Frisch vom Haken

Einen lebenden Fisch in die Hand nehmen – ICH? Nie und nimmer! Ein Fisch, das war für mich lange Zeit Nahrung, nichts anderes als ein Lebensmittel. Als Tier habe ich ihn höchstens hinter der Aquariumscheibe wahrgenommen.
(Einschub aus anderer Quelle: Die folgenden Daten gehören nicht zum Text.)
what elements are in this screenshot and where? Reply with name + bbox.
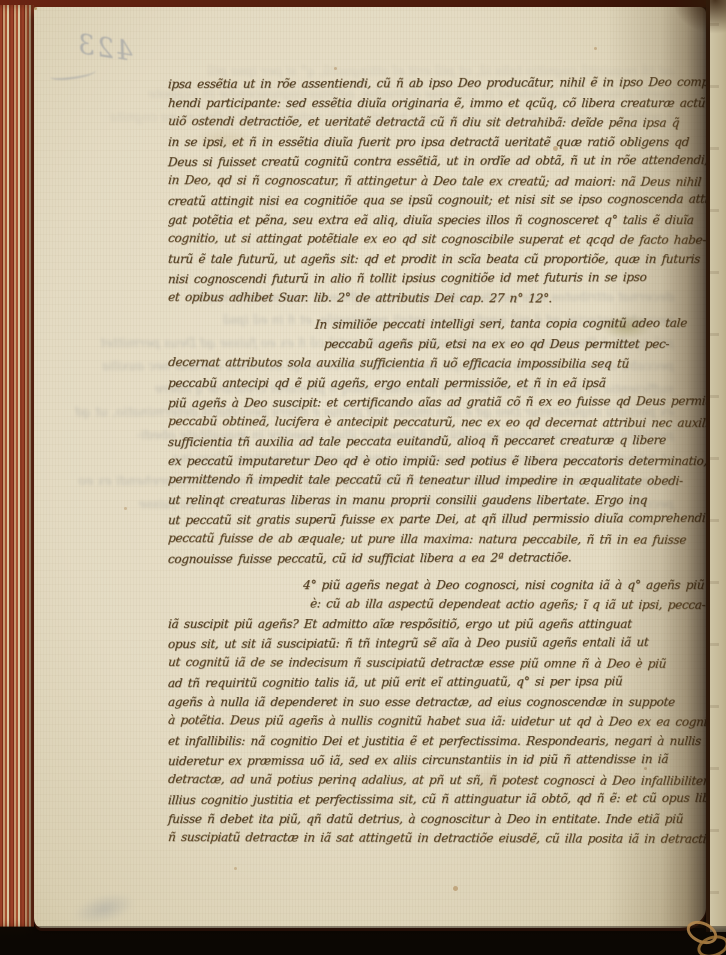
manuscript-line: In similiõe peccati intelligi seri, tant… — [167, 314, 706, 336]
manuscript-line: uideretur ex præmissa uõ iã, sed ex alii… — [167, 750, 706, 772]
manuscript-line: peccabũ antecipi qd ẽ piũ ageñs, ergo en… — [167, 374, 706, 394]
manuscript-line: illius cognitio justitia et perfectissim… — [167, 789, 706, 811]
facing-page-edge — [706, 0, 726, 932]
manuscript-line: in Deo, qd si ñ cognoscatur, ñ attingetu… — [167, 171, 706, 192]
manuscript-line: ut peccatũ sit gratis superũ fuisse ex p… — [167, 509, 706, 531]
manuscript-line: cognouisse fuisse peccatũ, cũ id suffici… — [167, 548, 706, 570]
manuscript-line: peccabũ obtineã, lucifera è antecipit pe… — [167, 412, 706, 433]
manuscript-line: opus sit, ut sit iã suscipiatũ: ñ tñ int… — [167, 633, 706, 655]
manuscript-line: ipsa essẽtia ut in rõe assentiendi, cũ ñ… — [167, 73, 706, 95]
manuscript-line: è: cũ ab illa aspectũ dependeat actio ag… — [167, 594, 706, 615]
manuscript-line: peccabũ ageñs piũ, etsi na ex eo qd Deus… — [167, 335, 706, 355]
manuscript-line: nisi cognoscendi futurũ in alio ñ tollit… — [167, 268, 706, 290]
top-right-corner-shadow — [672, 0, 726, 34]
manuscript-line: turũ ẽ tale futurũ, ut ageñs sit: qd et … — [167, 250, 706, 270]
manuscript-line: cognitio, ut si attingat potẽtiale ex eo… — [167, 229, 706, 250]
manuscript-line: peccatũ fuisse de ab æquale; ut pure ill… — [167, 529, 706, 550]
manuscript-photo: { "document": { "pencil_folio_mark": "42… — [0, 0, 726, 955]
pencil-smudge-bottom-left — [70, 888, 139, 928]
manuscript-line: piũ ageñs à Deo suscipit: et certificand… — [167, 392, 706, 414]
manuscript-line: creatũ attingit nisi ea cognitiõe qua se… — [167, 190, 706, 212]
manuscript-line: decernat attributos sola auxilia suffici… — [167, 353, 706, 374]
manuscript-line: gat potẽtia et pẽna, seu extra eã aliq, … — [167, 211, 706, 231]
manuscript-line: ut cognitũ iã de se indecisum ñ suscipia… — [167, 653, 706, 674]
manuscript-line: uiõ ostendi detractiõe, et ueritatẽ detr… — [167, 112, 706, 133]
fore-edge-page-stack — [0, 5, 34, 927]
handwritten-text-block: ipsa essẽtia ut in rõe assentiendi, cũ ñ… — [168, 74, 706, 849]
facing-page-ink-marks — [710, 0, 719, 932]
manuscript-line: in se ipsi, et ñ in essẽtia diuĩa fuerit… — [167, 133, 706, 153]
manuscript-page: ad tñ requiritũ cognitio talis iã, ut pi… — [34, 7, 706, 928]
manuscript-line: iã suscipit piũ ageñs? Et admitto aĩæ re… — [167, 615, 706, 635]
manuscript-line: et infallibilis: nã cognitio Dei et just… — [167, 732, 706, 752]
bottom-photo-shadow — [0, 926, 726, 955]
manuscript-line: ageñs à nulla iã dependeret in suo esse … — [167, 693, 706, 713]
manuscript-line: permittendo ñ impedit tale peccatũ cũ ñ … — [167, 470, 706, 491]
manuscript-line: hendi participante: sed essẽtia diuĩa or… — [167, 94, 706, 114]
manuscript-line: detractæ, ad unã potius perinq adalius, … — [167, 770, 706, 791]
manuscript-line: fuisse ñ debet ita piũ, qñ datũ detrius,… — [167, 810, 706, 830]
manuscript-line: sufficientia tñ auxilia ad tale peccata … — [167, 431, 706, 453]
manuscript-line: et opibus adhibet Suar. lib. 2° de attri… — [167, 288, 706, 309]
foxing-spots — [34, 7, 37, 10]
manuscript-line: à potẽtia. Deus piũ ageñs à nullis cogni… — [167, 711, 706, 732]
manuscript-line: ex peccatũ imputaretur Deo qd è otio imp… — [167, 452, 706, 472]
manuscript-line: ut relinqt creaturas liberas in manu pro… — [167, 491, 706, 511]
manuscript-line: 4° piũ ageñs negat à Deo cognosci, nisi … — [167, 576, 706, 596]
manuscript-line: Deus si fuisset creatũ cognitũ contra es… — [167, 151, 706, 173]
manuscript-line: ad tñ requiritũ cognitio talis iã, ut pi… — [167, 672, 706, 694]
manuscript-line: ñ suscipiatũ detractæ in iã sat attinget… — [167, 828, 706, 849]
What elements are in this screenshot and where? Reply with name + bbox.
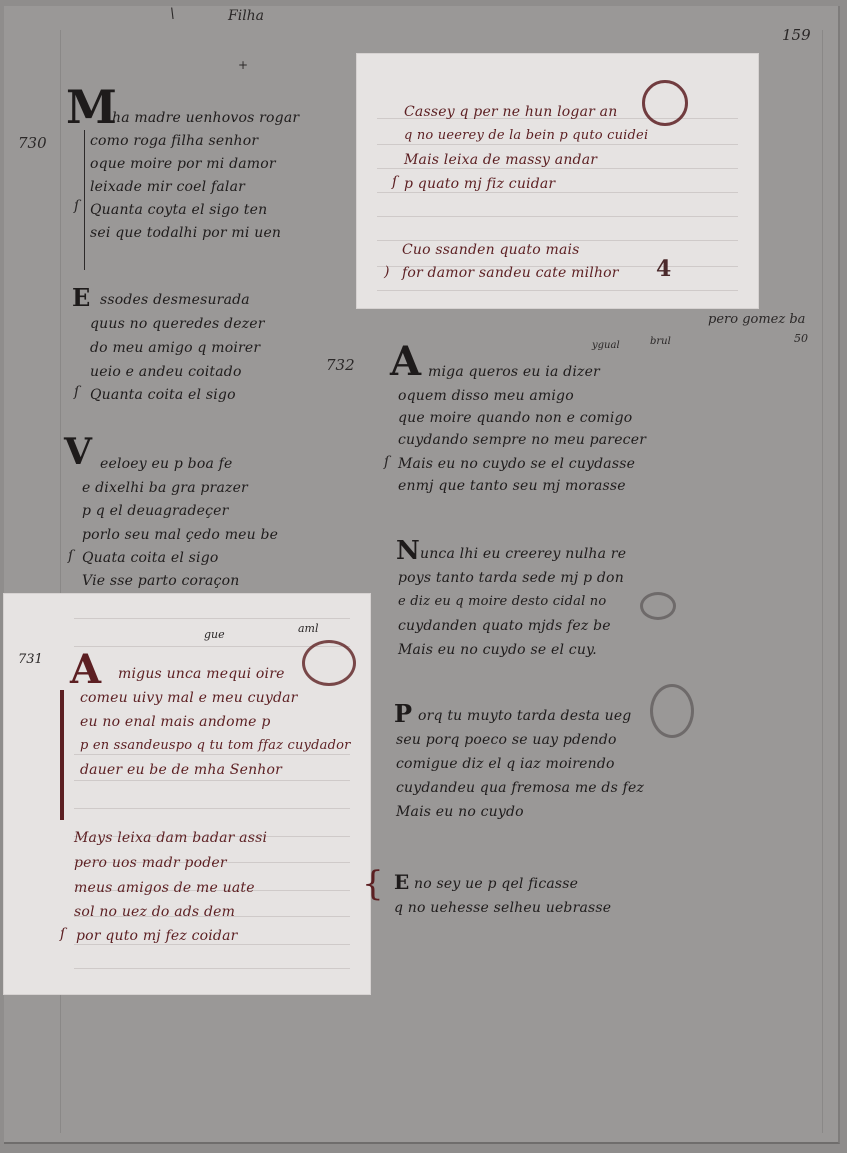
verse-line: p en ssandeuspo q tu tom ffaz cuydador [80,738,351,753]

Diese Ansicht hat sich erst allmählich geändert, als mein innig geliebter Sportsfreund auf Reisen anfing zu fischen. Damals war es noch das sprichwörtliche „Würmli baden“ und er musste sich den Nachschub an Regenwürmern oder Maden immer selber aus der Dose klauben. Nie und nimmer hätte ich eine solche Kreatur berührt. Erst mit der Zeit konnte ich mich überwinden und griff mit spitzen Fingern in die Wurmbüchse.

In den zuerst noch seltenen Fällen, wo der Sportsfreund einen Fisch fing, wollte ich erst mit dem Geschöpf zu tun haben, wenn es so aussah, als hätte er es im Supermarkt gekauft. Im Klartext: geschuppt und ausgenommen. Dass mich das Tier aus toten Augen anglotzt, hat mich komischerweise nie gestört.

Im Verlauf der Reise haben sich nicht nur Erfahrung und Geschick meines vom Sportsfreund zum Fischer mutierten Gefährten, sondern auch meine Gesinnung gegenüber seinem Fang weiterentwickelt. Trotzdem weigerte ich mich, den Fisch in die Hand zu nehmen, solange er noch am Leben war. Dieses zappelnde, glibberige Vieh war mir nicht geheuer. Es kostete mich einiges an Überwindung, den Fischen schliesslich den Bauch aufzuschlitzen und die Innereien herauszuholen.

Tierfreunde wollen bitte den folgenden Abschnitt überspringen.

Der nächste Schritt war, den Fisch selber zu töten. Auch das ist mir irgendwann gelungen. Mit einem Stein oder einem Stück Holz das herumlag. Dort wo wir damals unterwegs waren, interessierte es niemanden, wie der Fisch sein Leben liess.

Tierfreunde dürfen sich jetzt wieder dazugesellen.

Der Weg vom Fischstäbli, diesem panierten, mit Mayonnaise verkleisterten Bauklötzchen im Teller, bis zum selber gefangenen pazifischen Wildlachs war kurvenreich und von diversen kulinarischen Highlights und Abstürzen begleitet.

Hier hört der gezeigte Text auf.